For instance, if no durability-service is needed on an embedded node this capability need not to be installed. OpenSplice DDS is capable of very low and extremely deterministic latencies. In typical settings, the delivery delay for sensor data is ~100 microseconds and the jitter is <2 microseconds. This level of performance was well within customer requirements.
Scalability
OpenSplice DDS achieves efficiency, scalability, and determinism via a shared-memory architecture that (1) fosters efficient information sharing and communication between applications running on the same host, and (2) enables node-to-node (as opposed to application-to-application) communication and discovery, thereby achieving fine-grained control over networking resources, scalability and discovery, and communication performances. These architectural features were a key aspect of OpenSplice DDS that enabled it to assure the scalability, efficiency, and control over resources required by the customer.

Content Awareness
OpenSplice DDS is completely compliant with the OMG-DDS standard, which specifies a subset of SQL92 for content-filtering and queries. This specification adroitly balances functionality and realtime behavior, allowing fine-grained tradeoffs and control by our customer.
Remote control
OpenSplice DDS utilizes the de facto standard SOAP protocol to remotely connect its Tuner to an OpenSplice DDS instance running on a local or remote target node. Once connected, the OpenSplice DDS Tuner was used to maintain/configure/control any node, regardless of its location.
Summary
In conclusion, our customer was able to quickly and cost-effectively design and develop a large-scale and robust SCADA system that was:
- Easily upgradeable.
- Based on a high-performance, standard-based COTS infrastructure technology that is supported by an open standards group (the OMG) and multiple vendors.

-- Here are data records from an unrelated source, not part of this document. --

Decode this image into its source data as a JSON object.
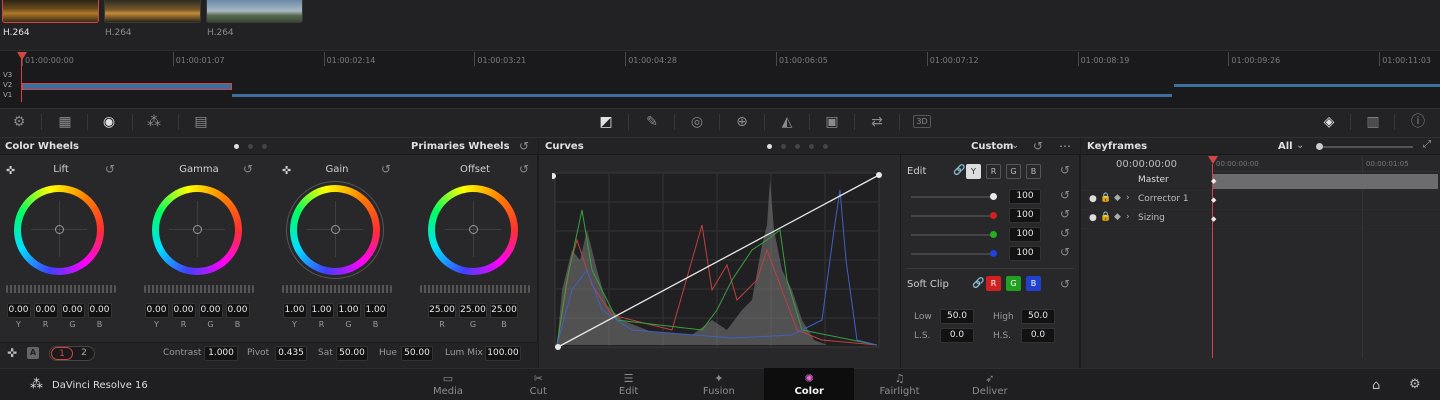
{
  "app": {
    "name": "DaVinci Resolve 16"
  },
  "clips": [
    {
      "codec": "H.264",
      "selected": true
    },
    {
      "codec": "H.264",
      "selected": false
    },
    {
      "codec": "H.264",
      "selected": false
    }
  ],
  "timeline": {
    "timecodes": [
      "01:00:00:00",
      "01:00:01:07",
      "01:00:02:14",
      "01:00:03:21",
      "01:00:04:28",
      "01:00:06:05",
      "01:00:07:12",
      "01:00:08:19",
      "01:00:09:26",
      "01:00:11:03"
    ],
    "tracks": [
      "V3",
      "V2",
      "V1"
    ]
  },
  "color_wheels": {
    "title": "Color Wheels",
    "mode": "Primaries Wheels",
    "wheels": [
      {
        "name": "Lift",
        "channels": [
          "Y",
          "R",
          "G",
          "B"
        ],
        "values": [
          "0.00",
          "0.00",
          "0.00",
          "0.00"
        ]
      },
      {
        "name": "Gamma",
        "channels": [
          "Y",
          "R",
          "G",
          "B"
        ],
        "values": [
          "0.00",
          "0.00",
          "0.00",
          "0.00"
        ]
      },
      {
        "name": "Gain",
        "channels": [
          "Y",
          "R",
          "G",
          "B"
        ],
        "values": [
          "1.00",
          "1.00",
          "1.00",
          "1.00"
        ]
      },
      {
        "name": "Offset",
        "channels": [
          "R",
          "G",
          "B"
        ],
        "values": [
          "25.00",
          "25.00",
          "25.00"
        ]
      }
    ],
    "footer": {
      "auto_label": "A",
      "pages": [
        "1",
        "2"
      ],
      "contrast_label": "Contrast",
      "contrast": "1.000",
      "pivot_label": "Pivot",
      "pivot": "0.435",
      "sat_label": "Sat",
      "sat": "50.00",
      "hue_label": "Hue",
      "hue": "50.00",
      "lummix_label": "Lum Mix",
      "lummix": "100.00"
    }
  },
  "curves": {
    "title": "Curves",
    "mode": "Custom",
    "edit": {
      "label": "Edit",
      "channel_buttons": [
        "Y",
        "R",
        "G",
        "B"
      ],
      "intensities": [
        "100",
        "100",
        "100",
        "100"
      ]
    },
    "soft_clip": {
      "label": "Soft Clip",
      "channel_buttons": [
        "R",
        "G",
        "B"
      ],
      "low_label": "Low",
      "low": "50.0",
      "high_label": "High",
      "high": "50.0",
      "ls_label": "L.S.",
      "ls": "0.0",
      "hs_label": "H.S.",
      "hs": "0.0"
    }
  },
  "keyframes": {
    "title": "Keyframes",
    "filter": "All",
    "timecode": "00:00:00:00",
    "ruler": [
      "00:00:00:00",
      "00:00:01:05"
    ],
    "rows": [
      "Master",
      "Corrector 1",
      "Sizing"
    ]
  },
  "nav": {
    "pages": [
      {
        "label": "Media",
        "icon": "media-icon"
      },
      {
        "label": "Cut",
        "icon": "cut-icon"
      },
      {
        "label": "Edit",
        "icon": "edit-icon"
      },
      {
        "label": "Fusion",
        "icon": "fusion-icon"
      },
      {
        "label": "Color",
        "icon": "color-icon"
      },
      {
        "label": "Fairlight",
        "icon": "fairlight-icon"
      },
      {
        "label": "Deliver",
        "icon": "deliver-icon"
      }
    ],
    "active": "Color"
  },
  "colors": {
    "accent_red": "#d24545",
    "bg": "#1c1c1e",
    "panel": "#28282a",
    "blue_clip": "#3d6f9e"
  }
}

- Swiftly delivered to market because of PrismTech’s intelligent and intuitive developer tools.
- Backed by PrismTech’s world-class support, training, and consulting organization that offers multiple service packages for various customer needs.
Our experience on this project demonstrated that SCADA applications are yet another example of mission- and business-critical systems that can benefit by the robust and QoS-enabled architecture of the OpenSplice DDS middleware and its associated model-driven engineering productivity tools.